Chinese Potstickers

Chinese Potstickers

Estimated Time: 250 Minutes - 132 Calories

Top favorite all over China and the whole world will surely love!

Ingredients

  • DUMPLINGS:
  • 3 cups chopped napa (Chinese) cabbage (about 4 ounces)
  • 4 dried shiitake mushrooms (about 1 1/2 ounces)
  • 1/4 cup finely chopped green onions
  • 2 tablespoons plus 1 teaspoon cornstarch, divided
  • 1 1/2 teaspoons minced peeled fresh ginger
  • 1 teaspoon sugar
  • 1 1/2 teaspoons oyster sauce
  • 1/8 teaspoon white pepper
  • 5 ounces lean ground pork
  • 5 ounces ground chicken breast
  • 1 large egg white
  • 48 gyoza skins
  • 1/4 cup canola oil, divided
  • 1 1/3 cups water, divided
  • SAUCE:
  • 3 tablespoons finely chopped peeled fresh ginger
  • 2 tablespoons minced green onions
  • 3 tablespoons dark soy sauce
  • 6 tablespoons low-sodium soy sauce
  • 3 tablespoons Chinese black vinegar or balsamic vinegar
  • 2 tablespoons Shaoxing (Chinese cooking wine) or dry sherry
  • 2 teaspoons chile puree with garlic sauce
  • 2 teaspoons dark sesame oil

Instruction

  1. To prepare dumplings, cook cabbage in boiling water 1 minute or until tender. Drain and rinse with cold water; drain. Cool; chop.
  2. Place mushrooms in a small bowl; cover with boiling water. Cover and let stand 30 minutes or until tender. Drain mushrooms; chop.
  3. Combine cabbage, mushrooms, 1/4 cup green onions, 2 tablespoons cornstarch, and next 7 ingredients (through egg white) in a large bowl. Cover and refrigerate 4 hours.
  4. Working with 1 gyoza skin at a time (cover remaining gyoza skins to prevent drying), spoon 2 teaspoons pork mixture into center of each skin. Moisten edges of gyoza skin with water. Fold in half, pinching edges together to seal. Place dumpling, seam side up, on a baking sheet sprinkled with remaining 1 teaspoon cornstarch (cover loosely with a towel to prevent drying).
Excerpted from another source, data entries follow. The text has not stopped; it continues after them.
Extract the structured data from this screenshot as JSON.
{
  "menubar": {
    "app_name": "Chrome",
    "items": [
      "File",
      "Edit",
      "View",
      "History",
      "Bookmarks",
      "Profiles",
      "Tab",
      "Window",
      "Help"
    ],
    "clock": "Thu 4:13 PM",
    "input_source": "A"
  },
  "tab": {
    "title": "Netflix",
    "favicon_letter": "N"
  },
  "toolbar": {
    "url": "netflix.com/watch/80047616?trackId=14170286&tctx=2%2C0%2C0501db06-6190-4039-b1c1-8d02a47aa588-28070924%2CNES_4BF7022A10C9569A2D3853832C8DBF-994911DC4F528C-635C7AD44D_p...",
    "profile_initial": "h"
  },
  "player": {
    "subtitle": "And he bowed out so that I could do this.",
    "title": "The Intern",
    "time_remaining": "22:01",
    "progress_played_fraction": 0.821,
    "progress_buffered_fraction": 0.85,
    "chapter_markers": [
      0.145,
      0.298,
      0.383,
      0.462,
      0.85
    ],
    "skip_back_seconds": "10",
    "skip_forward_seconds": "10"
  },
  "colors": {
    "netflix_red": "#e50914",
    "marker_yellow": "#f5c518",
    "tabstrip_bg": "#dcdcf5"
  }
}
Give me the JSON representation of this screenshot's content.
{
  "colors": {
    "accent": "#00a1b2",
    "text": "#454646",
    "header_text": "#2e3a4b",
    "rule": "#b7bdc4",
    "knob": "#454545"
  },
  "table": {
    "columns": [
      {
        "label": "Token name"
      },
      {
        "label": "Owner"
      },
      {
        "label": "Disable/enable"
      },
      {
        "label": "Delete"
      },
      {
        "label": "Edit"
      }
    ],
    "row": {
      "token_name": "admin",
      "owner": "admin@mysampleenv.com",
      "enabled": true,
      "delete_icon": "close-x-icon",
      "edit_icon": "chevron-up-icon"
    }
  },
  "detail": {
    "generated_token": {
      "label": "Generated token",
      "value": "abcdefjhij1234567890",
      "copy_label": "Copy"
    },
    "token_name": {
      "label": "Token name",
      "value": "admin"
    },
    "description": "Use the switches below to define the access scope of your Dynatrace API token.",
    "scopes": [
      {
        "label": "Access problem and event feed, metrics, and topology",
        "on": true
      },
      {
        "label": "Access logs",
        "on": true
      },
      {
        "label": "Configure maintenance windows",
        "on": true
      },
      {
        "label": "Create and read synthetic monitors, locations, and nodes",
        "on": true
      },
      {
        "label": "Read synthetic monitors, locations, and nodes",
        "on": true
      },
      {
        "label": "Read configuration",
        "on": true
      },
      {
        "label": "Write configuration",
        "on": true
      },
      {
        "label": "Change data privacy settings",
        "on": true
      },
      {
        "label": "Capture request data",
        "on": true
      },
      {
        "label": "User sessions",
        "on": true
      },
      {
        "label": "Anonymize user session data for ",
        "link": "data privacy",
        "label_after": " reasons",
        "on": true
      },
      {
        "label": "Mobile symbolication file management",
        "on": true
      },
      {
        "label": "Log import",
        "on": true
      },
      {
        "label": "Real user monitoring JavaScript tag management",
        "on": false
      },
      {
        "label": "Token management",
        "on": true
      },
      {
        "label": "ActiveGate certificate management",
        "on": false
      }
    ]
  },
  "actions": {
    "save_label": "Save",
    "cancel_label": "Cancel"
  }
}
Repeat procedure with remaining gyoza skins and filling.
  5. Heat 1 tablespoon canola oil in a large nonstick skillet over medium-high heat. Add 12 dumplings to pan; cook 3 minutes. Add 1/3 cup water. Reduce heat, and simmer 3 minutes or until water evaporates. Repeat procedure with remaining canola oil, dumplings, and water.
  6. To prepare the sauce, combine 3 tablespoons chopped ginger and remaining ingredients in a small bowl. Serve sauce with dumplings.